26.5.09

"A vida como ela é..." de Nelson Rodrigues



 Seleção de 100 contos publicados nos jornais cariocas Ultima Hora (década de 50), e Diário da Noite (década de 60). Na maioria deles, triângulos amorosos, paixões mal-resolvidas e um desfecho trágico: o óbvio.
 Requisitado por Samuel Wainer (Ultima Hora) , o autor de Vestido de Noiva e Anjo Negro, retrata com um tom ficcional os rebolados do cotidiano. Talvez, Nelson Rodrigues nos tenha caracterizado por completo dentro desta seleção; seu olhar romântico em nossa derroca social remete constantemente a uma comédia de erros, mentiras, medos e vinganças. 
 Por ventura, ainda não estou pronto a dissertar sobre Nelson, o gênio, mas não o chamarei de O Anjo Pornográfico.
 
 Com a palavra, o autor: "o homem não nasceu para ser grande, pois um mínimo de grandeza já o desumaniza".

NOVO PARTO 

No dia que d.
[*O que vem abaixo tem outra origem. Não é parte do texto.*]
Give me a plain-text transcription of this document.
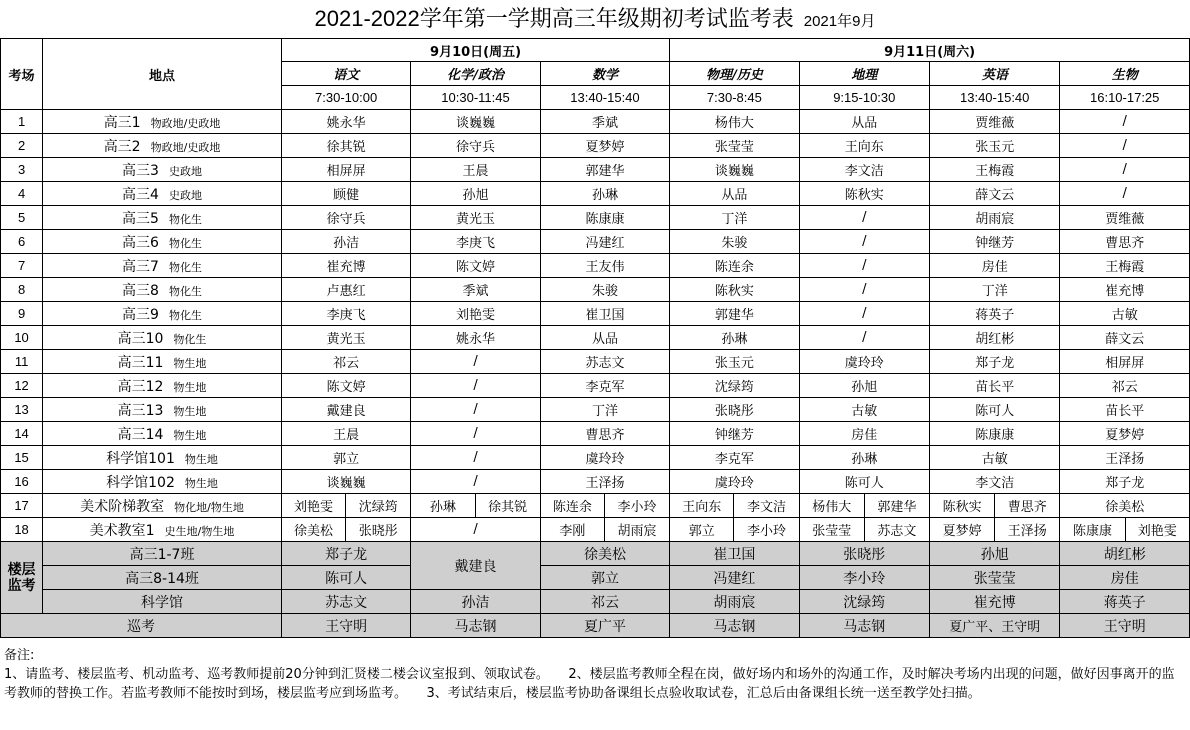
2021-2022学年第一学期高三年级期初考试监考表 2021年9月
考场	地点	9月10日(周五)						9月11日(周六)							
		语文		化学/政治		数学		物理/历史		地理		英语		生物	
		7:30-10:00		10:30-11:45		13:40-15:40		7:30-8:45		9:15-10:30		13:40-15:40		16:10-17:25	
1	高三1 物政地/史政地	姚永华		谈巍巍		季斌		杨伟大		从品		贾维薇		/	
2	高三2 物政地/史政地	徐其锐		徐守兵		夏梦婷		张莹莹		王向东		张玉元		/	
3	高三3 史政地	相屏屏		王晨		郭建华		谈巍巍		李文洁		王梅霞		/	
4	高三4 史政地	顾健		孙旭		孙琳		从品		陈秋实		薛文云		/	
5	高三5 物化生	徐守兵		黄光玉		陈康康		丁洋		/		胡雨宸		贾维薇	
6	高三6 物化生	孙洁		李庚飞		冯建红		朱骏		/		钟继芳		曹思齐	
7	高三7 物化生	崔充博		陈文婷		王友伟		陈连余		/		房佳		王梅霞	
8	高三8 物化生	卢惠红		季斌		朱骏		陈秋实		/		丁洋		崔充博	
9	高三9 物化生	李庚飞		刘艳雯		崔卫国		郭建华		/		蒋英子		古敏	
10	高三10 物化生	黄光玉		姚永华		从品		孙琳		/		胡红彬		薛文云	
11	高三11 物生地	祁云		/		苏志文		张玉元		虞玲玲		郑子龙		相屏屏	
12	高三12 物生地	陈文婷		/		李克军		沈绿筠		孙旭		苗长平		祁云	
13	高三13 物生地	戴建良		/		丁洋		张晓彤		古敏		陈可人		苗长平	
14	高三14 物生地	王晨		/		曹思齐		钟继芳		房佳		陈康康		夏梦婷	
15	科学馆101 物生地	郭立		/		虞玲玲		李克军		孙琳		古敏		王泽扬	
16	科学馆102 物生地	谈巍巍		/		王泽扬		虞玲玲		陈可人		李文洁		郑子龙	
17	美术阶梯教室 物化地/物生地	刘艳雯	沈绿筠	孙琳	徐其锐	陈连余	李小玲	王向东	李文洁	杨伟大	郭建华	陈秋实	曹思齐	徐美松	
18	美术教室1 史生地/物生地	徐美松	张晓彤	/		李刚	胡雨宸	郭立	李小玲	张莹莹	苏志文	夏梦婷	王泽扬	陈康康	刘艳雯
楼层监考	高三1-7班	郑子龙		戴建良		徐美松		崔卫国		张晓彤		孙旭		胡红彬	
	高三8-14班	陈可人				郭立		冯建红		李小玲		张莹莹		房佳	
	科学馆	苏志文		孙洁		祁云		胡雨宸		沈绿筠		崔充博		蒋英子	
巡考		王守明		马志钢		夏广平		马志钢		马志钢		夏广平、王守明		王守明	

备注:

1、请监考、楼层监考、机动监考、巡考教师提前20分钟到汇贤楼二楼会议室报到、领取试卷。　　2、楼层监考教师全程在岗，做好场内和场外的沟通工作，及时解决考场内出现的问题，做好因事离开的监考教师的替换工作。若监考教师不能按时到场，楼层监考应到场监考。　　3、考试结束后，楼层监考协助备课组长点验收取试卷，汇总后由备课组长统一送至教学处扫描。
Flávia ia ter o oitavo filho, os nervos de seu Macário estavam em pandarecos. Veio, chamada às pressas, a parteira, que era uma senhora de cento e trinta quilos, baixinha e patusca. A parteira espiou-a com uma experiência de mil e setecentos partos e concluiu: "Não é pra já!". Ao que, mais do que depressa, replicou seu Macário:

— Meus dentes estão doendo!

E, de fato, o grande termômetro, em qualquer parto da esposa, era a sua dentadura. A parteira duvidou, mas, daí a cinco minutos, foi chamada outra vez. Houve um incidente de última hora. É que a digna profissional já não sabia onde estava a luva. Procura daqui, dali, e não acha. Com uma tremenda dor de dentes postiços, seu Macário teve de passar-lhe um sabão:

— Pra que luvas, carambolas? Mania de luvas!

Extraído do livro "A vida como ela é...", Companhia das Letras- São Paulo, 1992, pág. 39.